MapReduce Online

I am running behind my blogging the seminar. Here are some short notes on the papers we have been discussing in the Data Center Computing seminar.

The "MapReduce Online" paper by "Tyson Condie, Neil Conway, Peter Alvaro, Joseph M. Hellerstein, Khaled Elmeleegy and Russell Sears" was a reading assignment for the first week, but we didn't have the time to discuss it. This paper is written very simple and provides a clean discussion of Hadoop's inner workings that I felt I should write about the paper just for this reason.

The paper presents a modified Hadoop mapreduce framework that allows data to be pipelined between operators, and supports online aggregation, which allows users to see "early returns" from a job as it is being computed.

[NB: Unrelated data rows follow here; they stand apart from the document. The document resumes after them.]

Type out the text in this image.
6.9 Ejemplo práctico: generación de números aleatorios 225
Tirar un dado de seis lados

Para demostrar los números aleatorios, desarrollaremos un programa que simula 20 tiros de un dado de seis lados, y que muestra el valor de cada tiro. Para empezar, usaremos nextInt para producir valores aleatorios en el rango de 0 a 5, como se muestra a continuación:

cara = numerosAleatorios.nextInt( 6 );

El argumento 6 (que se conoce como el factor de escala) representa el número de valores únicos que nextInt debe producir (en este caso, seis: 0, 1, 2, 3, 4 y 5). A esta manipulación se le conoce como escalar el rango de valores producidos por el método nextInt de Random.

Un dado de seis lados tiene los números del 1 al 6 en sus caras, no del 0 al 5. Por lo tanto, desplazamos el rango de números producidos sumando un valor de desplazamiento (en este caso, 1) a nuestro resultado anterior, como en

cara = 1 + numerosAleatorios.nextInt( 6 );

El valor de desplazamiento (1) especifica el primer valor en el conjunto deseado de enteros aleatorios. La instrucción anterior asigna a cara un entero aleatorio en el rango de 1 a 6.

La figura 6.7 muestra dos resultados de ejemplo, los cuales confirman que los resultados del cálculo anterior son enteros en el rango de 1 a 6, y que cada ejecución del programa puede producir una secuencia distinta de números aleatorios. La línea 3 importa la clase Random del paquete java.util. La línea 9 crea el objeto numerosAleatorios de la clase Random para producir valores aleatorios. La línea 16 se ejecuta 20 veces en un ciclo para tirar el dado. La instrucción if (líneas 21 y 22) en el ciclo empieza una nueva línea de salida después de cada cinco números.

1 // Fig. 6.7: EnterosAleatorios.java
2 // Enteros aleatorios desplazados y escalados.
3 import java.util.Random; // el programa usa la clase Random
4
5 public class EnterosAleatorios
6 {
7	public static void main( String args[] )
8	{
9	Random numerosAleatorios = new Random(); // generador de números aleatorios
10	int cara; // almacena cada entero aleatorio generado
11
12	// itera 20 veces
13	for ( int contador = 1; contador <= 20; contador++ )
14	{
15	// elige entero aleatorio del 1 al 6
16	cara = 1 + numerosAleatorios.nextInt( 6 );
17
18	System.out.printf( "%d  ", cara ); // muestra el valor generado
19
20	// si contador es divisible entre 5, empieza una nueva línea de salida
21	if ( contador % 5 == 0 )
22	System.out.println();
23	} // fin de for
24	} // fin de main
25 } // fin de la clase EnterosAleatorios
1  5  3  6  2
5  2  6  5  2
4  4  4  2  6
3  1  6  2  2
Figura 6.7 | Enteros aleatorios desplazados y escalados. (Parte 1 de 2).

In Hadoop, a downstream worker is blocked until the previous worker process the entire data and make it available in entirety. In contrast, pipelining delivers data to downstream operators more promptly. Not only the immediate downstream worker can start before the previous worker completes its work on the entire data, several other downstream workers in the chain after the immediate downstream worker can also get started as well. This increases opportunities for parallelism, improves utilization, and reduces response time. The initial performance results demonstrate that pipelining can reduce job completion times by up to 25% in some scenarios.

While this upto 25% reduction in completion time is something, online mapreduce also comes with its luggage. Adding pipelining to mapreduce introduces significant complexity. Especially, I found the fault-tolerance discussion (checkpointing) in the paper to be complicated and unclear. So, I am not sure I buy the motivation for online mapreduce. The paper mentions as a motivation that getting early approximate results before the mapreduce completes can be useful. But, somehow this feels weak. Since mapreduce is an inherently batch process, the benefits of early approximate results are not very clear to me.

The paper also mentions that online mapreduce enables answering continuous queries, and this motivation looks more promising to me. More results and "incremental results" are computed for a continuous query as more new data arrives. If we had to answer a continuous query via traditional Hadoop, we would have to start a new mapreduce job instance periodically, but then each new mapreduce job does not have access to the computational state of the last analysis run, so this state must be recomputed from scratch.

The paper's coauthor Hellerstein has worked on continuous querying in databases world. The real applications of continuous querying in the cloud are not clear to me yet. So, it will be interesting to see what type of new applications this work will enable in the cloud domain.